I listened to the Minister with great interest but I do not accept it. It is much more convenient for this or any other Minister — or any Government — to have a major public policy exception built into this Bill but I do not accept the need for it. People may feel more comfortable about it. I am not hugely impressed by the fact that the previous Bill produced by Fianna Fáil had a similar provision. That Bill was so full of difficulties and problems it had to be taken out of circulation and revamped, as the Minister knows.

I am not satisfied that the use of the phrase "public policy" resolves the problems. I interpret the convention as referring to public order. I see nothing wrong with the idea of excluding someone who poses a risk to the security of the State's citizens, as opposed to a commercial downside. The United Nations convention which we are now seeking to implement in statutory form regards the human rights of the individual as taking precedence over vested interests of the State, other than protecting public order within the State. I was very interested to hear the Minister of State trying to turn what I said on its head. She asked whether someone from Hamas coming here would be granted political asylum.

I assumed that they had already been granted that.

If a representative of a violent organisation — in the Middle East, Europe or elsewhere — which has caused deaths, engaged in acts contrary to United Nations principles or has committed a crime against peace or humanity or a war crime seeks asylum here, the convention and its legislation expressly prevents them from being given political asylum. Regardless of the side of the spectrum from which they come, we have a right to keep people guilty of violence and crimes against humanity out of this country, as we have a right to exclude those who genuinely pose a risk to public order in the sense that they will actively seek to undermine the rule of law. However, we do not have a right under this convention — no matter how the Minister puts it — to provide a broad public policy discretion to be used to prevent granting political asylum to those whose lives and safety are at risk, who have a genuine case for political asylum and genuinely fall within the definition of a political refugee contained in the legislation.

The Minister of State has not listened to us and has simply told us that this is the view of the Department, that it took this view of the previous Bill and that the Attorney General agrees with it. So far, the Members of this select committee do not agree with it. This is a serious issue. It is not about playing party politics or whose phraseology is right but about getting the legislation right. The broad brush of "public policy" instead of the narrow definition of "public order" as defined by the Minister — and I have no objection to that being the basis is the way in which we should be going. We should take some time to tease out this issue. I take this very seriously and it is an area in which I have had an interest for many years.
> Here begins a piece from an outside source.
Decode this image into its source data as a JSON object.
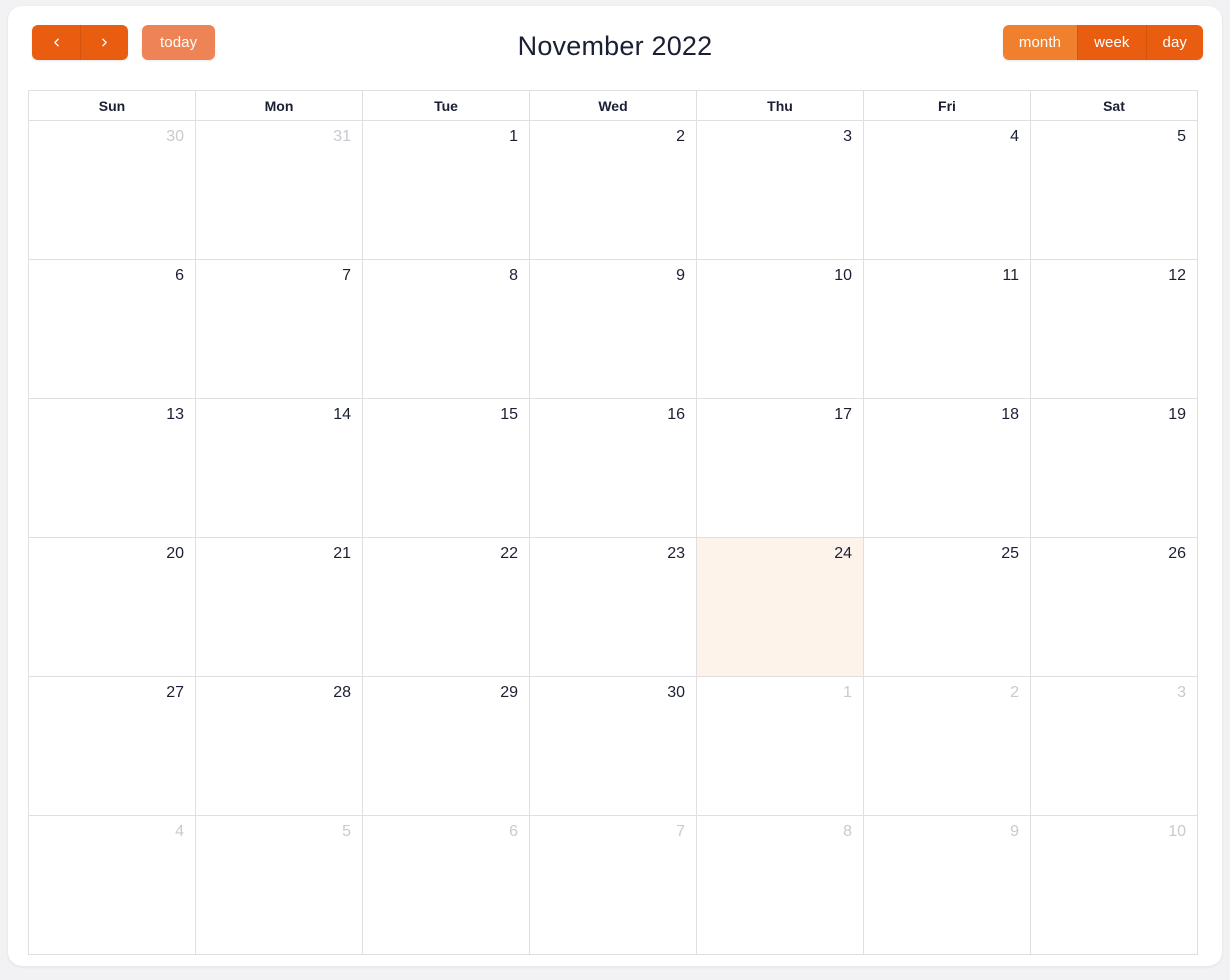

I accept what the Minister said about Departmental officials thinking that there are no problems in the way they administer their system at the moment and that nothing has happened in recent years to lead us to believe us that anything might go wrong with the legislation. However, the statistics indicate that a great deal is wrong. I do not understand how we have had almost 1,000 applications for political asylum but have only granted 16.

There is something seriously wrong in this regard and with the way in which the Department deals with other issues such as citizenship applications. The latter are not catered for under this Bill. We should deal with this matter now. I have no interest in this Bill becoming law and leaving behind a broad discretion which the Oireachtas cannot supervise. The Bill should be amended. In each instance where the words "public policy" appear, they should be replaced by the term "public order".

It is immaterial if that comes about by way of the amendments tabled by Deputies O'Donoghue and O'Donnell or whether the Minister makes an amendment now or on Report Stage. I am not happy to let this section pass. It is not the most important one. This issue is more important in relation to sections 16 and 17 than it is to section 4, but the amendments are being discussed together. It is good that this has arisen in connection with section 4 because the Minister might have an opportunity to consider the matter further. It is clear that we will not deal with sections 16 and 17 today and the Government will have to reconsider this issue. The Bill must be amended to deal with the reservations articulated by Members.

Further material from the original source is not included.